HUPO-PSI / mzTab

mzTab Reporting MS-based Proteomics and Metabolomics Results
https://hupo-psi.github.io/mzTab
39 stars 17 forks source link

Update adducts regex #211

Open Adafede opened 4 months ago

Adafede commented 4 months ago

Dear all,

I think the current regex does not allow to parse some complex types of adducts, being mixes of isotopomers and adducts.

Part of what I would like to address is described in the last lines of https://skyline.ms/wiki/home/software/Skyline/page.view?name=adduct_descriptions ("Charge-Only Examples with Isotope Labels Described Only by Mass")

and it would be great to account for things like [13C3]C3H12O6 at the same time.
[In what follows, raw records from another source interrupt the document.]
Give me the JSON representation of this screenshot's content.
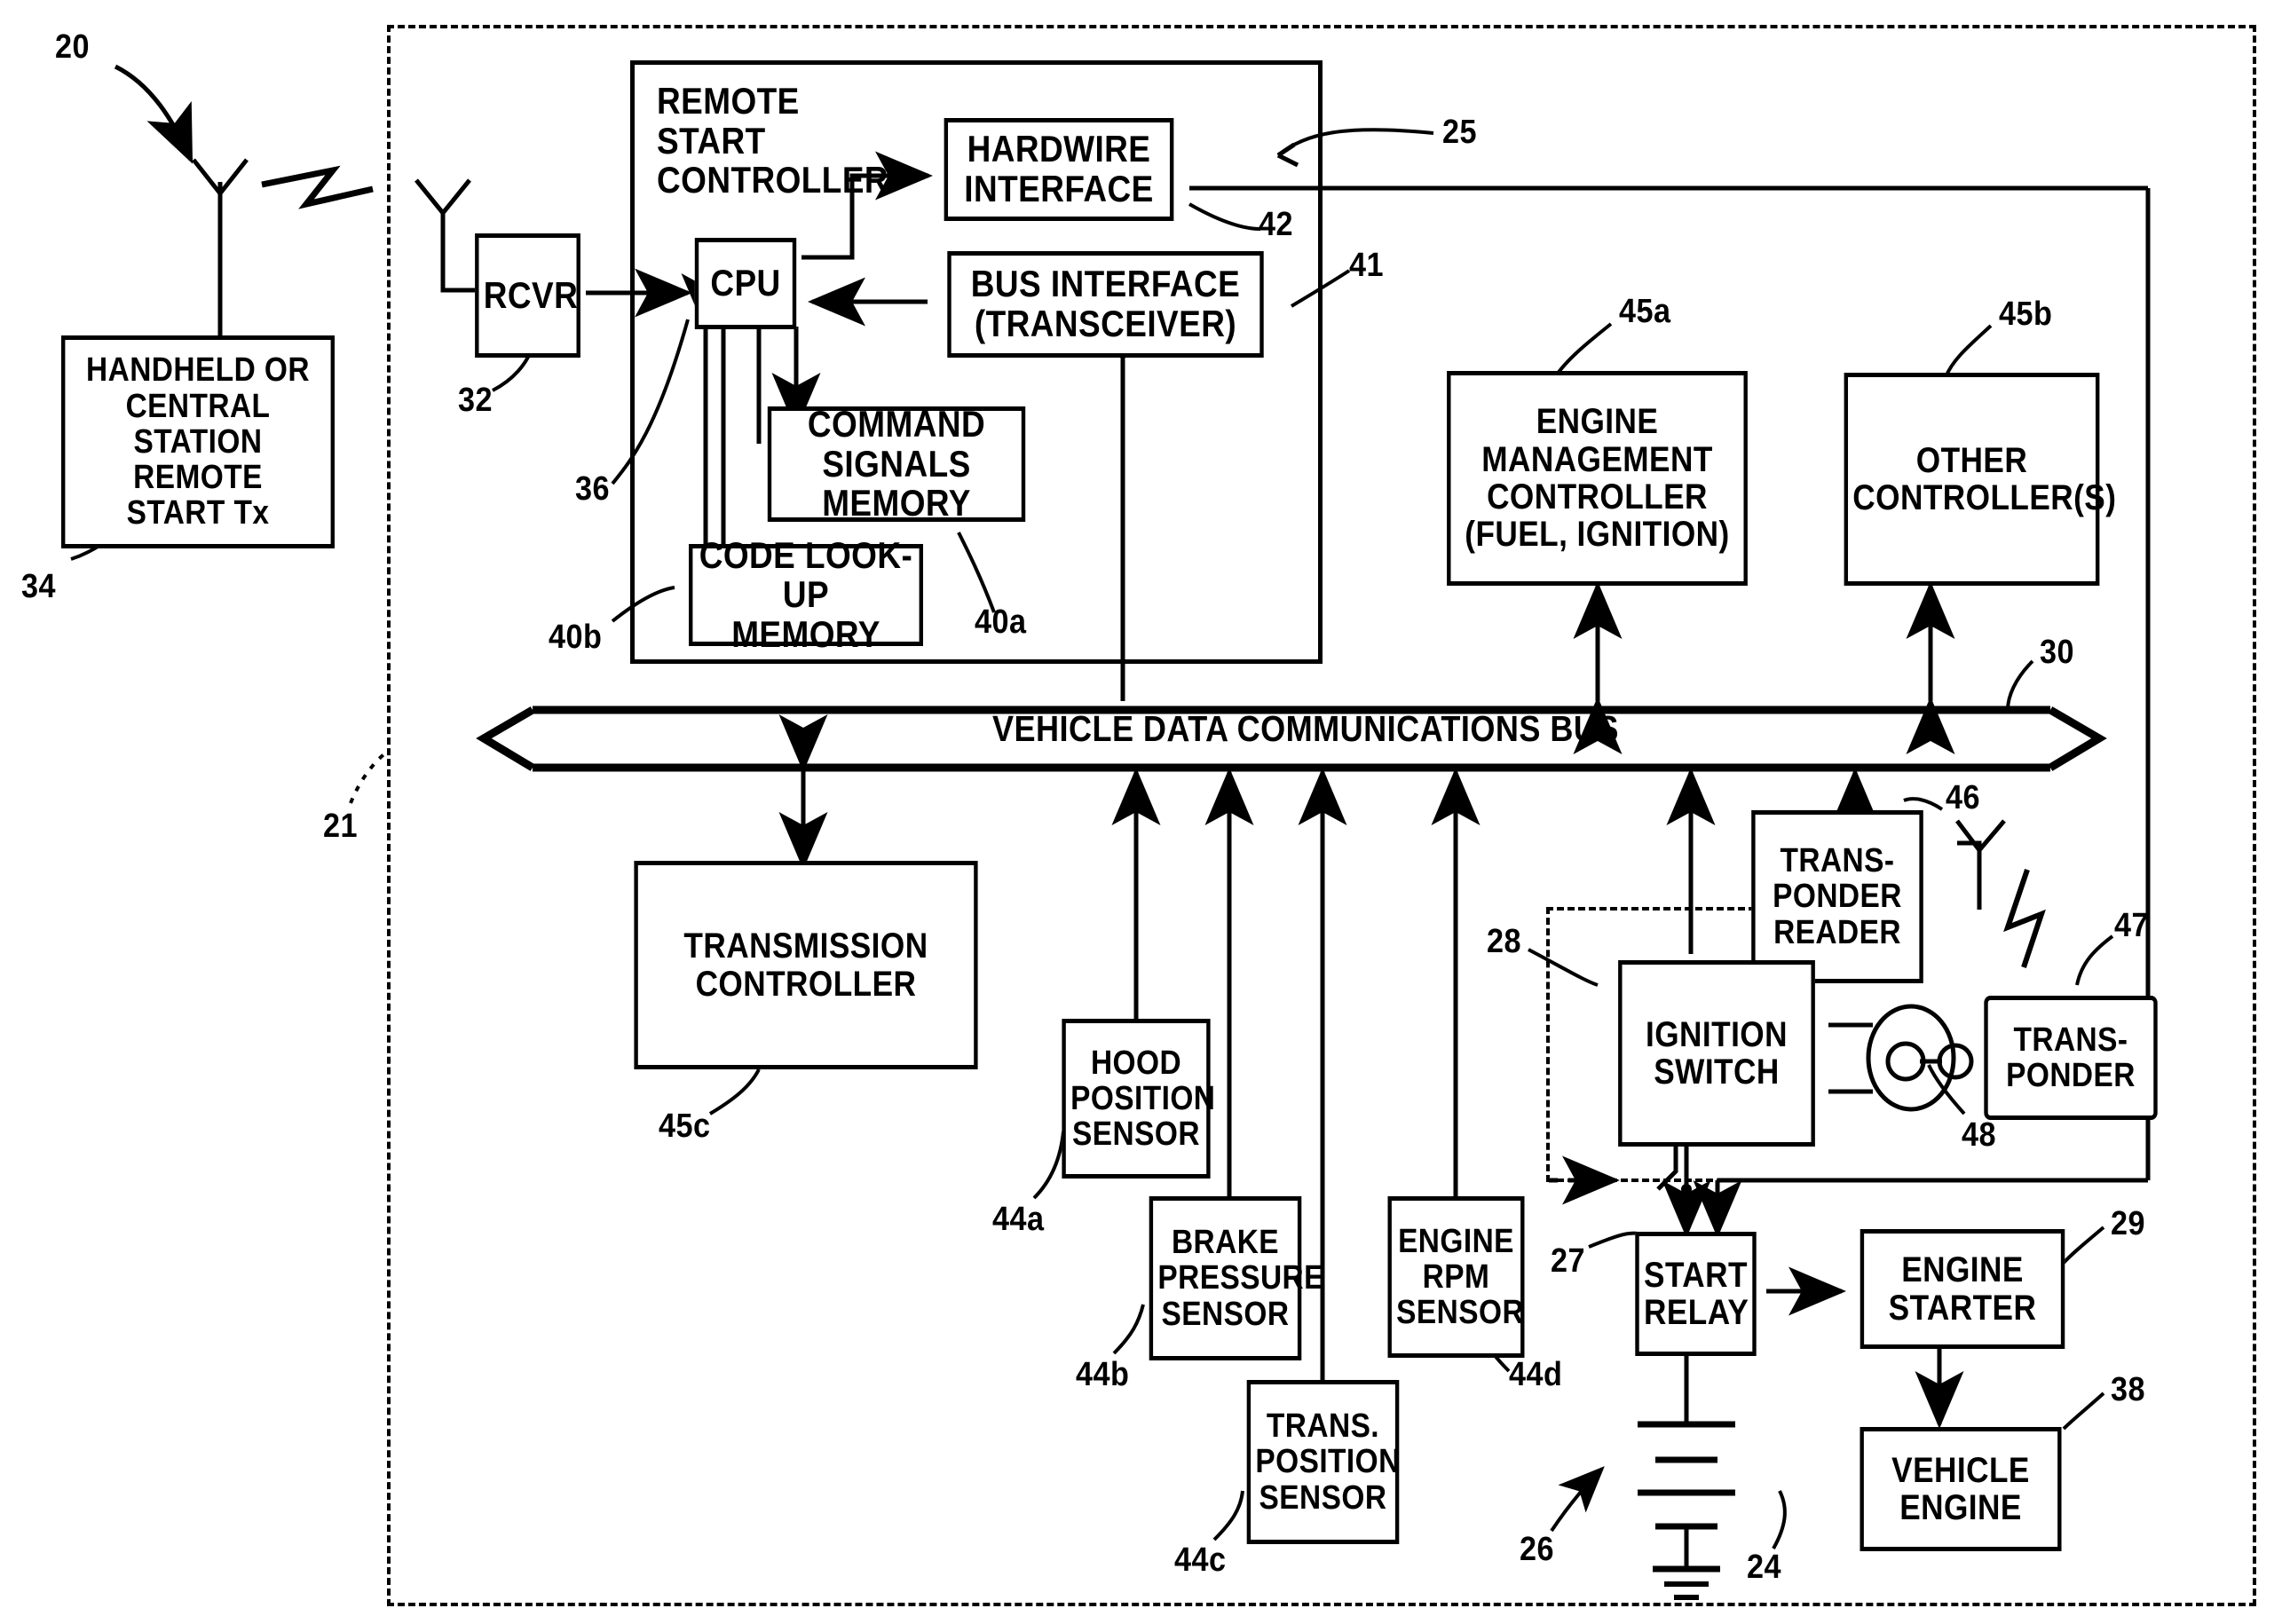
{
  "figure": {
    "type": "patent-block-diagram",
    "system_ref": "20",
    "vehicle_boundary_ref": "21"
  },
  "blocks": {
    "handheld_tx": {
      "label": "HANDHELD OR\nCENTRAL\nSTATION REMOTE\nSTART Tx",
      "ref": "34"
    },
    "rcvr": {
      "label": "RCVR",
      "ref": "32"
    },
    "remote_start_controller": {
      "label": "REMOTE\nSTART\nCONTROLLER",
      "ref": "25"
    },
    "cpu": {
      "label": "CPU",
      "ref": "36"
    },
    "hardwire_interface": {
      "label": "HARDWIRE\nINTERFACE",
      "ref": "42"
    },
    "bus_interface": {
      "label": "BUS INTERFACE\n(TRANSCEIVER)",
      "ref": "41"
    },
    "command_signals_memory": {
      "label": "COMMAND\nSIGNALS MEMORY",
      "ref": "40a"
    },
    "code_lookup_memory": {
      "label": "CODE LOOK-UP\nMEMORY",
      "ref": "40b"
    },
    "engine_management_controller": {
      "label": "ENGINE\nMANAGEMENT\nCONTROLLER\n(FUEL, IGNITION)",
      "ref": "45a"
    },
    "other_controllers": {
      "label": "OTHER\nCONTROLLER(S)",
      "ref": "45b"
    },
    "vehicle_data_bus": {
      "label": "VEHICLE DATA COMMUNICATIONS BUS",
      "ref": "30"
    },
    "transmission_controller": {
      "label": "TRANSMISSION\nCONTROLLER",
      "ref": "45c"
    },
    "hood_position_sensor": {
      "label": "HOOD\nPOSITION\nSENSOR",
      "ref": "44a"
    },
    "brake_pressure_sensor": {
      "label": "BRAKE\nPRESSURE\nSENSOR",
      "ref": "44b"
    },
    "trans_position_sensor": {
      "label": "TRANS.\nPOSITION\nSENSOR",
      "ref": "44c"
    },
    "engine_rpm_sensor": {
      "label": "ENGINE\nRPM\nSENSOR",
      "ref": "44d"
    },
    "transponder_reader": {
      "label": "TRANS-\nPONDER\nREADER",
      "ref": "46"
    },
    "transponder": {
      "label": "TRANS-\nPONDER",
      "ref": "47"
    },
    "ignition_switch": {
      "label": "IGNITION\nSWITCH",
      "ref": "28"
    },
    "key": {
      "label": "",
      "ref": "48"
    },
    "start_relay": {
      "label": "START\nRELAY",
      "ref": "27"
    },
    "battery": {
      "label": "",
      "ref": "24"
    },
    "battery_arrow": {
      "label": "",
      "ref": "26"
    },
    "engine_starter": {
      "label": "ENGINE\nSTARTER",
      "ref": "29"
    },
    "vehicle_engine": {
      "label": "VEHICLE\nENGINE",
      "ref": "38"
    }
  },
  "refs": {
    "r20": "20",
    "r21": "21",
    "r24": "24",
    "r25": "25",
    "r26": "26",
    "r27": "27",
    "r28": "28",
    "r29": "29",
    "r30": "30",
    "r32": "32",
    "r34": "34",
    "r36": "36",
    "r38": "38",
    "r40a": "40a",
    "r40b": "40b",
    "r41": "41",
    "r42": "42",
    "r44a": "44a",
    "r44b": "44b",
    "r44c": "44c",
    "r44d": "44d",
    "r45a": "45a",
    "r45b": "45b",
    "r45c": "45c",
    "r46": "46",
    "r47": "47",
    "r48": "48"
  },
  "colors": {
    "ink": "#000000",
    "paper": "#ffffff"
  }
}
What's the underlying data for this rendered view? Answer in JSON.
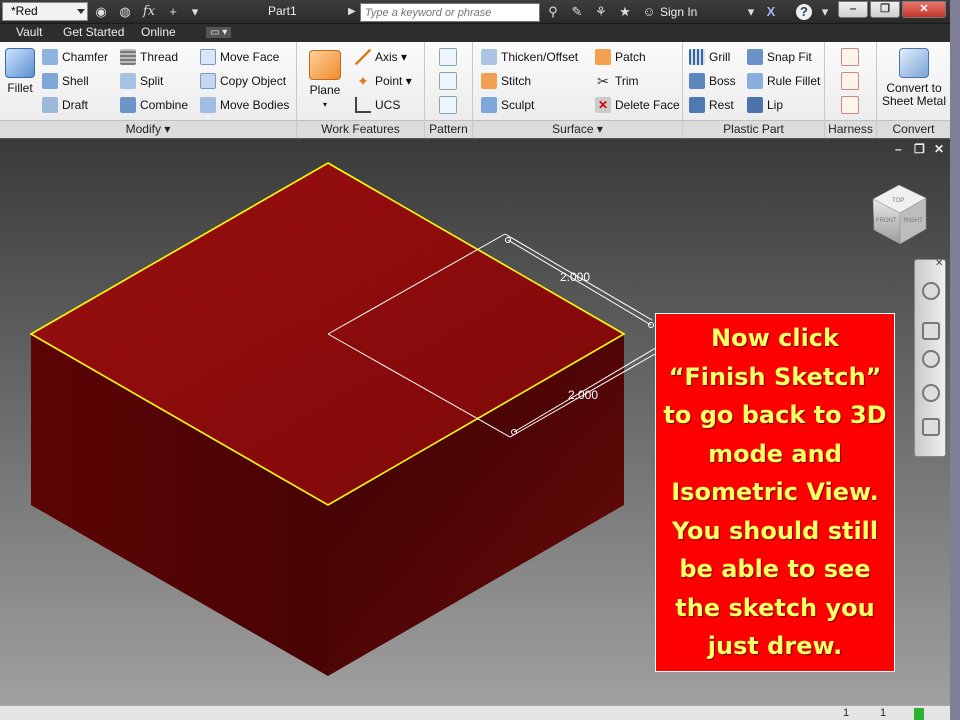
{
  "quick_access": {
    "material_value": "*Red",
    "document_title": "Part1",
    "search_placeholder": "Type a keyword or phrase",
    "sign_in_label": "Sign In",
    "fx_label": "fx"
  },
  "ribbon_tabs": [
    "Vault",
    "Get Started",
    "Online"
  ],
  "panels": {
    "modify": {
      "label": "Modify",
      "fillet": "Fillet",
      "chamfer": "Chamfer",
      "shell": "Shell",
      "draft": "Draft",
      "thread": "Thread",
      "split": "Split",
      "combine": "Combine",
      "move_face": "Move Face",
      "copy_object": "Copy Object",
      "move_bodies": "Move Bodies"
    },
    "work_features": {
      "label": "Work Features",
      "plane": "Plane",
      "axis": "Axis",
      "point": "Point",
      "ucs": "UCS"
    },
    "pattern": {
      "label": "Pattern"
    },
    "surface": {
      "label": "Surface",
      "thicken_offset": "Thicken/Offset",
      "stitch": "Stitch",
      "sculpt": "Sculpt",
      "patch": "Patch",
      "trim": "Trim",
      "delete_face": "Delete Face"
    },
    "plastic_part": {
      "label": "Plastic Part",
      "grill": "Grill",
      "boss": "Boss",
      "rest": "Rest",
      "snap_fit": "Snap Fit",
      "rule_fillet": "Rule Fillet",
      "lip": "Lip"
    },
    "harness": {
      "label": "Harness"
    },
    "convert": {
      "label": "Convert",
      "convert_to_sheet_metal_line1": "Convert to",
      "convert_to_sheet_metal_line2": "Sheet Metal"
    }
  },
  "viewport": {
    "dimensions": [
      "2.000",
      "2.000"
    ],
    "viewcube_faces": [
      "TOP",
      "FRONT",
      "RIGHT"
    ],
    "body_color": "#8b0b0b",
    "edge_color": "#ffff00"
  },
  "callout": {
    "lines": [
      "Now click",
      "“Finish Sketch”",
      "to go back to 3D",
      "mode and",
      "Isometric View.",
      "You should still",
      "be able to see",
      "the sketch you",
      "just drew."
    ],
    "background": "#ff0000",
    "text_color": "#ffff66"
  },
  "status_bar": {
    "values": [
      "1",
      "1"
    ]
  }
}
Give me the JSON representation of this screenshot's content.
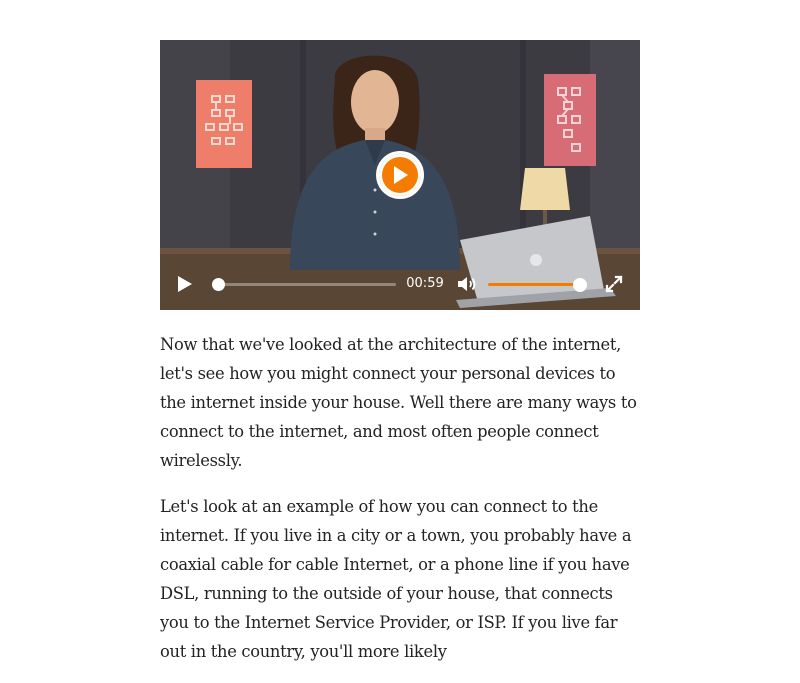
{
  "video": {
    "current_time": "00:59",
    "progress": 0.0,
    "volume": 1.0,
    "accent_color": "#f47c00",
    "icons": {
      "big_play": "play-circle-icon",
      "play": "play-icon",
      "volume": "volume-icon",
      "fullscreen": "fullscreen-icon"
    }
  },
  "transcript": {
    "paragraphs": [
      "Now that we've looked at the architecture of the internet, let's see how you might connect your personal devices to the internet inside your house. Well there are many ways to connect to the internet, and most often people connect wirelessly.",
      "Let's look at an example of how you can connect to the internet. If you live in a city or a town, you probably have a coaxial cable for cable Internet, or a phone line if you have DSL, running to the outside of your house, that connects you to the Internet Service Provider, or ISP. If you live far out in the country, you'll more likely"
    ]
  }
}
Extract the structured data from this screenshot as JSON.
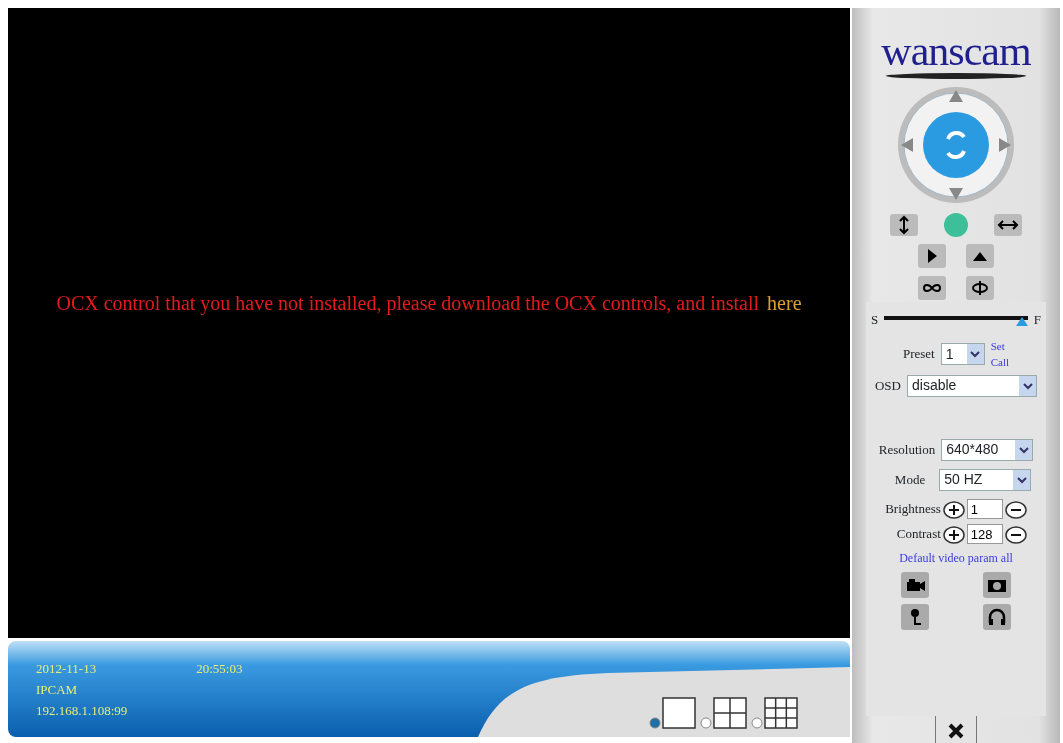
{
  "video": {
    "message": "OCX control that you have not installed, please download the OCX controls, and install",
    "link": "here"
  },
  "status": {
    "date": "2012-11-13",
    "time": "20:55:03",
    "name": "IPCAM",
    "address": "192.168.1.108:99"
  },
  "layouts": [
    {
      "kind": "single",
      "selected": true
    },
    {
      "kind": "quad",
      "selected": false
    },
    {
      "kind": "nine",
      "selected": false
    }
  ],
  "panel": {
    "logo": "wanscam",
    "speed": {
      "low": "S",
      "high": "F",
      "level": 1.0
    },
    "preset": {
      "label": "Preset",
      "value": "1",
      "set": "Set",
      "call": "Call"
    },
    "osd": {
      "label": "OSD",
      "value": "disable"
    },
    "resolution": {
      "label": "Resolution",
      "value": "640*480"
    },
    "mode": {
      "label": "Mode",
      "value": "50 HZ"
    },
    "brightness": {
      "label": "Brightness",
      "value": "1"
    },
    "contrast": {
      "label": "Contrast",
      "value": "128"
    },
    "default_link": "Default video param all"
  }
}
I think many of us got some slight different flavors of regex internally, so eventually let's discuss about the perfect only one? 😄

I will start with an attempt: \\[(\\d*)M(?![a-z])(\\d*)([+-][\\w\\d].*)?.*\\](\\d*)([+-])?

@nilshoffmann

nilshoffmann commented 4 months ago
Adafede commented 4 months ago

@nilshoffmann If you point me to where you expect the tests to be, I am happy to help writing them (or their first version)

nilshoffmann commented 3 months ago

@Adafede The Regexp is part of the constants in the JAVA parser/writer implementation: https://github.com/lifs-tools/jmzTab-m/blob/master/api/src/main/java/uk/ac/ebi/pride/jmztab2/model/MZTabConstants.java#L75C1-L75C87

The corresponding test is here: https://github.com/lifs-tools/jmzTab-m/blob/master/io/src/test/java/org/lifstools/mztab2/ParsingPrimitivesTest.java#L41

Happy to take any pull requests. Please note that JAVA Regexps need additional escaping to work, e.g. \ instead of \, but the code for the pattern in MZTabConstants should contain the original regexp along with the JAVA version.